La perle des Antilles

Nous sommes sidérés par l’histoire d’Haïti qui toujours renaît de ses cendres. Sidéré, comme dans sidéral, le vertige paralysant entre l’infini noirceur du pire et l’illumination des étoiles de l’espoir. Qui suis-je, moi, être humain qui peut devenir pire que bête et mieux que saint? La question existentielle qui angoisse depuis toujours l’être humain. 

Dans un hôpital de Médecins Sans Frontières à Port-au-Prince, Lovely, 15 ans, arrive sur une civière[1]. Une balle a fracassé son col du fémur droit à l’articulation de la hanche. Elle est toujours consciente, elle voulait protéger un enfant des tirs d’un gang de rue. Elle l’a sauvé au prix de cette balle. Après deux opérations difficiles dans des conditions précaires, assistée d’un kinésiologue et d’un infirmier haïtien, elle s’est assise sur son lit. Quelle douleur déjà! Nous sommes le lendemain de sa deuxième opération. Elle regarde devant elle. Il s’agit d’attraper les bras d’une marchette et de se dresser. Un travail olympique. Un vertige la prend, le kinésiologue la rassoit : « Je reviendrai demain, tu n’es pas prête. » – « Non, maintenant », s’impose-t-elle. Elle clopinera tout le long du corridor pour aller s’asseoir avec les autres, dehors. Le kinésiologue n’en revient pas. Tout admiratif, il lui demande sa motivation. Elle répond : « J’ai un rêve. » – « Lequel? » – « Devenir plus forte, aller à l’école, partir, aider ma pauvre mère et toute ma famille. » Elle rayonne d’une détermination victorieuse. La mort, la souffrance, tout cela est en dessous, en bas, dans le chaos. Avant, c’était au-dessus d’elle, maintenant, c’est en dessous d’elle. La balle a renversé sa position existentielle. Un chanteur guitariste vient chaque jeudi, il chante : « Ne lâche pas Lovely… ». Elle frémit de joie. Son nom est devenue une prophétie, son nom est devenu Haïti.

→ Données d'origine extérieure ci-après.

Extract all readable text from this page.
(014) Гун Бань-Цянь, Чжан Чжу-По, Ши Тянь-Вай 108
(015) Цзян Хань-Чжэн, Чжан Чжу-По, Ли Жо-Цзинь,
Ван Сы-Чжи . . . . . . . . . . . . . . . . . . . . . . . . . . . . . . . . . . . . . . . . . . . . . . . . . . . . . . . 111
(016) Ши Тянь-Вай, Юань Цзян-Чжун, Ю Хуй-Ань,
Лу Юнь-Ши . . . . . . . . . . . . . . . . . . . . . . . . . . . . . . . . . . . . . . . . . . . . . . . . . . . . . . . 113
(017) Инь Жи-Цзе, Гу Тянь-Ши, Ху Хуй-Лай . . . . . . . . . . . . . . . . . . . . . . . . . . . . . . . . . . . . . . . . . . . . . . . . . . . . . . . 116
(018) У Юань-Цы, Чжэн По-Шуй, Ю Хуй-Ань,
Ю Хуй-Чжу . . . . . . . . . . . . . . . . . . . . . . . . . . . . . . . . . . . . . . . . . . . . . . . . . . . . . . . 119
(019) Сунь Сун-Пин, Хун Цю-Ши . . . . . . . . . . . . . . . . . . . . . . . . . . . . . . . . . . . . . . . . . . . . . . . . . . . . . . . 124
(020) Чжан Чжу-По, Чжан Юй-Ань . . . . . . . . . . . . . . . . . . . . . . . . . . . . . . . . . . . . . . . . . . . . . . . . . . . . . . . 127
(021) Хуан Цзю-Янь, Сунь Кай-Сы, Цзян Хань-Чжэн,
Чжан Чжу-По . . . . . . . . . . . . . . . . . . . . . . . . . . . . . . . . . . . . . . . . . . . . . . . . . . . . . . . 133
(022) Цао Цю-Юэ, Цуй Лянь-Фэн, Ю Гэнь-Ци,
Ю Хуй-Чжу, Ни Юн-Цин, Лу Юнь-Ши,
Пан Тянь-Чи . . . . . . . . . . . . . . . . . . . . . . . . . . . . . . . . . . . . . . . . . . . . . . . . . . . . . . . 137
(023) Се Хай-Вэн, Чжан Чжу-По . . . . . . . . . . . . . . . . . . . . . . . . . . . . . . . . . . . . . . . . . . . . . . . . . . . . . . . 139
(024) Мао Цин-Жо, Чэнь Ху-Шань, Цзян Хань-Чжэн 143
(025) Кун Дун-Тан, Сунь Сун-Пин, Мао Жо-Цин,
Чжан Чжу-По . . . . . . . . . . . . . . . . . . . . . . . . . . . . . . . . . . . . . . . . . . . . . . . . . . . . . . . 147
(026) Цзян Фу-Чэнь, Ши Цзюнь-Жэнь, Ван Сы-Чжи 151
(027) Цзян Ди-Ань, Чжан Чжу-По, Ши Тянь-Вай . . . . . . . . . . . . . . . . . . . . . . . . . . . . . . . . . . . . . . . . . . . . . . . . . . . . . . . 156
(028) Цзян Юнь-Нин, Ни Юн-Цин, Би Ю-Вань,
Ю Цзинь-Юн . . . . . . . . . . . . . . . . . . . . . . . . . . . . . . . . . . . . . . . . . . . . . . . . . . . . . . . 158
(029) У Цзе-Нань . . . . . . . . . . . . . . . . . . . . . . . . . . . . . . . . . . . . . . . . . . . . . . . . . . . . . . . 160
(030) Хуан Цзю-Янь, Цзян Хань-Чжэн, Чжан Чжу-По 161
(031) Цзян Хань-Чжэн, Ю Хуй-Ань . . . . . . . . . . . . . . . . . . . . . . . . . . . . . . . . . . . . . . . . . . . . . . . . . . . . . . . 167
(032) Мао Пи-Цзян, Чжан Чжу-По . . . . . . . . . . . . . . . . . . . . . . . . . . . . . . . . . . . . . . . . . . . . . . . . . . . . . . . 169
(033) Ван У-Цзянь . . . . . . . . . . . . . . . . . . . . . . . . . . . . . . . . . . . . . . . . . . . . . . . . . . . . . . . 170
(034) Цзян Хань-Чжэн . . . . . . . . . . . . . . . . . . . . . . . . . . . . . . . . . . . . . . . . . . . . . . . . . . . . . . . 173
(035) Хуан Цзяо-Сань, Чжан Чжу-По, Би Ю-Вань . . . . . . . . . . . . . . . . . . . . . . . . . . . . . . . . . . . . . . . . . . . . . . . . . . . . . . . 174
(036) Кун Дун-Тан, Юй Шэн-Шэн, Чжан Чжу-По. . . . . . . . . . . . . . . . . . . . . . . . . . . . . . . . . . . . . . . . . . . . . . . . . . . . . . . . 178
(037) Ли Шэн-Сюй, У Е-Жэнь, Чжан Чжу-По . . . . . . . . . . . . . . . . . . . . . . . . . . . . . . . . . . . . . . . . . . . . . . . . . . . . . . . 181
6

Voilà le plus terrible paradoxe de l’être humain : la naissance d’une telle âme humaine ne semble possible que dans le pire chaos. L’échappée de la peur est l’échappée de la causalité. L’homme violent n’est plus la cause de Lovely. Son fusil est pendant à son bras sans menace, comme un membre mort, car Lovely ne sera pas causée par lui, mais par elle-même. Malgré leur absurdités, les délires collectifs peuvent servir de « rebutoires » à la conscience, et une jeune fille de quinze ans s’éveille avec une force morale et une beauté qui nous éblouissent. Elle est devenue source de son pays plutôt qu’effet du chaos. 

L’infirmier haïtien qui l’a soutenue vit dans l’angoisse. « Rien n’apporte de sécurité en Haïti », dit-il. La mémoire de son pays est truffée d’abominations, pas une fois l’État n’a été autre chose qu’un feu de Bengale au cœur d’une nuit obscure. « Traverser une rue est presque un exploit, aucune porte de la maison ou de l’hôpital n’arrête les balles, le prix du riz peut doubler dans une journée… Impossible de se projeter dans un avenir même court… Impossible », répète l’infirmier dans son angoisse. De toute son espérance, il a écouté Lovely raconter son rêve. Et maintenant, ce rêve le traverse.